EfficienT-HDR: An Efficient Transformer-Based Framework via Multi-Exposure Fusion for HDR Reconstruction

Achieving high-quality High Dynamic Range (HDR) imaging on resource-constrained edge devices is a critical challenge in computer vision, as its performance directly impacts downstream tasks such as intelligent surveillance and autonomous driving. Multi-Exposure Fusion (MEF) is a mainstream technique to achieve this goal; however, existing methods generally face the dual bottlenecks of high computational costs and ghosting artifacts, hindering their widespread deployment. To this end, this study proposes a light-weight Vision Transformer architecture designed explicitly for HDR reconstruction to overcome these limitations. This study is based on the Context-Aware Vision Transformer and begins by converting input images to the YCbCr color space to separate luminance and chrominance information. It then employs an Intersection-Aware Adaptive Fusion (IAAF) module to suppress ghosting effectively. To further achieve a light-weight design, we introduce Inverted Residual Embedding (IRE), Dynamic Tanh (DyT), and propose Enhanced Multi-Scale Dilated Convolution (E-MSDC) to reduce computational complexity at multiple levels. Our study ultimately contributes two model versions: a main version for high visual quality and a light-weight version with advantages in computational efficiency, both of which achieve an excellent balance between performance and image quality.
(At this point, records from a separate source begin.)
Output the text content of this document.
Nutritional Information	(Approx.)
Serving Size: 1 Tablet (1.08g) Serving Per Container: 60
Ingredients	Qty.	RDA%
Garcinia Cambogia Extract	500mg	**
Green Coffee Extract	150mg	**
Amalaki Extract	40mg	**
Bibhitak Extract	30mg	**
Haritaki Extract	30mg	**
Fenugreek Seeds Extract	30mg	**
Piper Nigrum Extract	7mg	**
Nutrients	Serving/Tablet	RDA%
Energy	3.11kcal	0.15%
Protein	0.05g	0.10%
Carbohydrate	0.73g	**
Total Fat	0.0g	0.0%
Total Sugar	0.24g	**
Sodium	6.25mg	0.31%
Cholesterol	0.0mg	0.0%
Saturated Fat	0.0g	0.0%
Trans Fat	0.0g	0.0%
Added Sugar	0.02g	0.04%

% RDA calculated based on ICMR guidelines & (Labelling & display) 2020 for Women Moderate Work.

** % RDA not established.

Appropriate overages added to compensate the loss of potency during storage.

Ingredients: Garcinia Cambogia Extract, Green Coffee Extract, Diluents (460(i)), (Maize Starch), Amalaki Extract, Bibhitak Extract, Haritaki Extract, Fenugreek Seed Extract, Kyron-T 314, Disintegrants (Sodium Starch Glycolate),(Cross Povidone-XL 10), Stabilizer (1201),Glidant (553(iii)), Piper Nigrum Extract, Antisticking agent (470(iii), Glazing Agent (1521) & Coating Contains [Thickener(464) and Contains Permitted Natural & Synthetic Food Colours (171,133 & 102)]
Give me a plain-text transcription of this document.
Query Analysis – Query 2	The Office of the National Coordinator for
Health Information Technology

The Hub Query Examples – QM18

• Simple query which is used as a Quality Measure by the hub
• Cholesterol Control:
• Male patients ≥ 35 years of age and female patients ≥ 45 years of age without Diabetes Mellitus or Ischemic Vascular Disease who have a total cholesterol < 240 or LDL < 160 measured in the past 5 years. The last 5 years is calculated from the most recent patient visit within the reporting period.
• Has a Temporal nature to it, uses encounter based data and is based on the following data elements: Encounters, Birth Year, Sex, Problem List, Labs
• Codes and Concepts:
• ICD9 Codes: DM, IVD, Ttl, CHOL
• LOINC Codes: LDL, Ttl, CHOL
Experimental results demonstrate that, compared to the baseline, the main version reduces FLOPS by approximately 67% and increases inference speed by more than fivefold on CPU and 2.5 times on an edge device. These results confirm that our method provides an efficient and ghost-free HDR imaging solution for edge devices, demonstrating versatility and practicality across various dynamic scenarios.